This cosy dish is sure to be a winter warmer that’s full of flavour. Make it in bulk for lunches through the colder months, or serve it as a starter for a festive meal. Scroll to see my recipe card for French onion soup.

Cooking French onion soup

A main ingredient of the soup is the beef stock. This can either be bought pre-made or made from reserves saved from cooking beef roasts. This is a really important element of this soup, so it’s essential that you like the taste of it and get it right – otherwise your soup just won’t taste up to scratch.

Of course, onions play a big part in this recipe too. They need to be caramelised right, and the more they are, the more flavour you’ll get.

Harvested onions

Growing onions

Onions are usually grown from small, immature bulbs known as sets. You can also grow them from seeds. This method is cheaper, but the plants take longer to establish and can have varied results.

Onions grow well on an open site on fertile, well-drained medium to light soil

Prepare the ground by working the soil and use a rake to smooth it out. Plant sets 10cm apart in rows 30cm apart. Gently push the set into the soil so just the tip is showing. Firm the soil in around them.

Onions grown from seed will need thinning out. First remove any weak seedlings and then spread the remaining ones initially to 5cm apart, then later to 10cm apart.

Water the onions in dry conditions and feed occasionally with a general-purpose fertiliser. You may mulch to conserve moisture if your soil is dry.

In June, feed lightly with a sulphate of potash fertiliser to help ripen the bulbs.

Stop all watering and feeding once the onions have swollen and remove any mulch or mounds of soil to expose the bulb to sunlight.

Remove any flower spikes as soon as you see them to prevent ‘bolting’ (running to seed).

Onions should be ready for harvesting from August to September, depending on when they were planted.

The foliage will turn yellow and flop over when the onion is mature. Once this happens, leave the bulbs for two weeks. Choose a dry day and gently lift with a fork.

French onion soup recipe card


Make a change

Of course, if you want to change some of the ingredients due to preference, taste, dietary requirements, or allergens, there are some easy switches you can make.

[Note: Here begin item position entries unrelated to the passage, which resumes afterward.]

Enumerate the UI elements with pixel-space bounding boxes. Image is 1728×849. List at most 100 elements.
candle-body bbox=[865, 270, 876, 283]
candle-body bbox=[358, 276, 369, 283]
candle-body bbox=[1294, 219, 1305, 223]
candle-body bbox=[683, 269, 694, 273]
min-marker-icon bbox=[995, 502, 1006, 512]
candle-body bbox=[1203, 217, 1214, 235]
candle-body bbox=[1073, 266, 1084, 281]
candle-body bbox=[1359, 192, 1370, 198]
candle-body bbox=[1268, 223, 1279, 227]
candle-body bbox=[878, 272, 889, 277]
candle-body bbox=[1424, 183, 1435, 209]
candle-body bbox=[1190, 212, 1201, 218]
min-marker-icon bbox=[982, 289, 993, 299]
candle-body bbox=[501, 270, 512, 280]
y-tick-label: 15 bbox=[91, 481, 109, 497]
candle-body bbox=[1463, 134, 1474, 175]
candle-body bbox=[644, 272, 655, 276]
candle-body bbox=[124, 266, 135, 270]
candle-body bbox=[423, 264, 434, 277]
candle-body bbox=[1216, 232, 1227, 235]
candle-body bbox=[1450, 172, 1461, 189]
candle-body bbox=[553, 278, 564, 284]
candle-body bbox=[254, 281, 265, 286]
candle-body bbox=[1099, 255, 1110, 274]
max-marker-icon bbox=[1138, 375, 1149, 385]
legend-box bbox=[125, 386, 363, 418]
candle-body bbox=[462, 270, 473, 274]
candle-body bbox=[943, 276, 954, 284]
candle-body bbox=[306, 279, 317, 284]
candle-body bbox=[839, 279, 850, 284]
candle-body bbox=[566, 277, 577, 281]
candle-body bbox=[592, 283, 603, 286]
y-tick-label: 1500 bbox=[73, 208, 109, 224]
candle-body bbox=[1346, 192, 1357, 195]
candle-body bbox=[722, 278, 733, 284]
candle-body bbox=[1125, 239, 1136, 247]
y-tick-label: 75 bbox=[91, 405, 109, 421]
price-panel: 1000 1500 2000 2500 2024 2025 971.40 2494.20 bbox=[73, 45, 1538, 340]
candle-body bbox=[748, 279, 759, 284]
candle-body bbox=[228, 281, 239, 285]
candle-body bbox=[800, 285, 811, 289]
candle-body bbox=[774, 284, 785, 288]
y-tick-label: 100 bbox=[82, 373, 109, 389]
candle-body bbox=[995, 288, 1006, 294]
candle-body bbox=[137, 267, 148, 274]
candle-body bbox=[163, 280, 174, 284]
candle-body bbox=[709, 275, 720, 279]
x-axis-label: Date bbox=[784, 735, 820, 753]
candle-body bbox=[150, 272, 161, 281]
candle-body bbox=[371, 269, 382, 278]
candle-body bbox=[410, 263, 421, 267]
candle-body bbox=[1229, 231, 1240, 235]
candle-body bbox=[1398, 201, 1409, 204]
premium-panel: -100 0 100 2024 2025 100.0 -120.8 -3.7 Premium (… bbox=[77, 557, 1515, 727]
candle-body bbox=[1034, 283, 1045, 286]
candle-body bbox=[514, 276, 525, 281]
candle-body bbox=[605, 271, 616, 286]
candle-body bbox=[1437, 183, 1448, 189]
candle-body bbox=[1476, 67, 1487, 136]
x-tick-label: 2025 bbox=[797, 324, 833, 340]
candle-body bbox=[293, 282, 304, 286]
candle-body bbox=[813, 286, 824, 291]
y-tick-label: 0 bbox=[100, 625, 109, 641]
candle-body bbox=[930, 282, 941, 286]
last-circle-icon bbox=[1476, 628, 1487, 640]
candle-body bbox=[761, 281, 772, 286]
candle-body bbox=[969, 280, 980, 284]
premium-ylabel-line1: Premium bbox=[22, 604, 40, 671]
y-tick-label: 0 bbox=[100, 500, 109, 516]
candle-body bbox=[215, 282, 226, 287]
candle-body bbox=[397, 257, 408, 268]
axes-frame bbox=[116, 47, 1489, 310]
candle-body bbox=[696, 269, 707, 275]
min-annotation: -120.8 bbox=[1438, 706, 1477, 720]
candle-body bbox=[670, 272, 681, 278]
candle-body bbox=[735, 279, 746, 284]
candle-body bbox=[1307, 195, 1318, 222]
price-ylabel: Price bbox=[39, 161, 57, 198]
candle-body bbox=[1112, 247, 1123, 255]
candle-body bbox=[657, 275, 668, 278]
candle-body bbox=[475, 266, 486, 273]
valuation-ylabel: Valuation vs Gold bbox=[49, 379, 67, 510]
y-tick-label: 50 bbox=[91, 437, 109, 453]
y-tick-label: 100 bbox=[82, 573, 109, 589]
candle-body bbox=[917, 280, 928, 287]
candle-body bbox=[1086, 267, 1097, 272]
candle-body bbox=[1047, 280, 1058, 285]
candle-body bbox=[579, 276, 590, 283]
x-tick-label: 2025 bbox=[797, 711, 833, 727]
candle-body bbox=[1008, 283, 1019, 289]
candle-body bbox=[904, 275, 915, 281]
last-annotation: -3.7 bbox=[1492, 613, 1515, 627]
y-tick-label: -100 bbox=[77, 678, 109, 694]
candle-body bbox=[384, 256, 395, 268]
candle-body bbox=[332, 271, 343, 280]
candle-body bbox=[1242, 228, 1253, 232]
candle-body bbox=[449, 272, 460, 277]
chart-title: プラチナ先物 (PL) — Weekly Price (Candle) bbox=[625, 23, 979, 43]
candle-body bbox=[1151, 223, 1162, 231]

If you want to forgo the wine in the recipe, you can either not add alcohol at all or add some Worcestershire sauce at the end of cooking.

When it comes to cheese, there are many types to choose from. This recipe uses parmesan and Gruyere mature Swiss cheese. However, if these aren’t to your taste swap them out for mozzarella, fontina, or gouda.

When you serve, pair the soup with some warm bread for that extra sustenance.

The French onion soup recipe will have you warm and full in no time. Whether you’re hosting an autumn or winter dinner party or are looking for warming lunches through the week, look no further.